L’automédication n’est jamais indiquée : ces produits “médicaux” requièrent un avis et un suivi. Leur prescription ou leur délivrance est conditionnée à l’évaluation d’un médecin, parfois d’une diététicienne, et l’efficacité doit être réévaluée tous les mois. Il est dangereux de persister si une gêne digestive persistante, une aversion ou une aggravation de troubles métaboliques surviennent.

  • Contre-indications spécifiques : Certains compléments sont contre-indiqués en cas de pathologie hépatique, rénale ou diabète déséquilibré.
  • Attention au coût : Certains produits, bien que remboursés sur prescription, peuvent rester chers hors prise en charge. Il est utile de vérifier au préalable.
  • L’assimilation émotionnelle : Forcer la consommation d’un CNO est toujours contre-productif et peut engendrer angoisse ou refus alimentaire durable.

Zoom sur l’accompagnement par des professionnels

L’intervention d’une diététicienne, d’un infirmier coordinateur ou d’un médecin gériatre garantit que la stratégie nutritionnelle tient compte de l’ensemble des paramètres médicaux et sociaux. Le dialogue avec la pharmacie est également fondamental : certaines proposent la location de packs d’essai, un conseil personnalisé, l’explication des conditions de remboursement.

En cas de dénutrition sévère ou de décompensation rapide, il peut être nécessaire de recourir temporairement à la nutrition entérale (par sonde). Cela nécessite une réévaluation multidisciplinaire préalable.

Quelques conseils pour maximiser la prise et préserver la dignité

  • Préférer l’auto-administration lorsque possible, en restant dans une logique de stimulation et d’autonomie.
  • Servir le produit dans la vaisselle habituelle ou dans des contenants attractifs, jamais dans l’emballage médicalisé si cela gêne ou humilie la personne.
  • Associer le complément à une histoire, un souvenir, un rituel de vie (par exemple, un “goûter” évoqué de l’enfance).
  • Fractionner les prises sur la journée, pour limiter la lassitude et le dégoût, notamment si la satiété intervient vite.
  • Souligner la nécessité du suivi médical et d’un dialogue régulier sur la tolérance et l’évolution du poids.
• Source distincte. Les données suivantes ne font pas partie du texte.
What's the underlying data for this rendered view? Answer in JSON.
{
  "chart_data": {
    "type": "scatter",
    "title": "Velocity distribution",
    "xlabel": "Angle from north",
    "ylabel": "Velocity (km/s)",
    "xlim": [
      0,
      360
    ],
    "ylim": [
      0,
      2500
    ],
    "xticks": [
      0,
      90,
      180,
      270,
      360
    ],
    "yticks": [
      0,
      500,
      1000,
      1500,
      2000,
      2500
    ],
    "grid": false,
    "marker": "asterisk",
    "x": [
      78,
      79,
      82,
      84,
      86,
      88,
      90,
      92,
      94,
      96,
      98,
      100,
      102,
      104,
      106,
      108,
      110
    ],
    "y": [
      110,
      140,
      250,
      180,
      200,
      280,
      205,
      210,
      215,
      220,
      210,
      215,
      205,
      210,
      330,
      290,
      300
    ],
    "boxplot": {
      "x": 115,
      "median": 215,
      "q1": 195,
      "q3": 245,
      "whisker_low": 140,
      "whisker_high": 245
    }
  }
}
Ouverture : Maintenir l’individualité au cœur de l’accompagnement nutritionnel

Le choix d’un complément nutritionnel oral pour un senior vivant avec Alzheimer ne se limite pas à une question technique ou logistique. Il s’agit d’une démarche personnalisée, qui doit rester centrée sur la dignité, les goûts, le confort digestif et la qualité de vie de la personne. Les familles, bien entourées d’un réseau de professionnels attentifs et formés, tiennent un rôle de premier plan dans cette dynamique bienveillante et respectueuse. S’informer et partager ses expériences avec des référents experts est toujours une démarche gagnante, au service du bien-être de chaque personne âgée.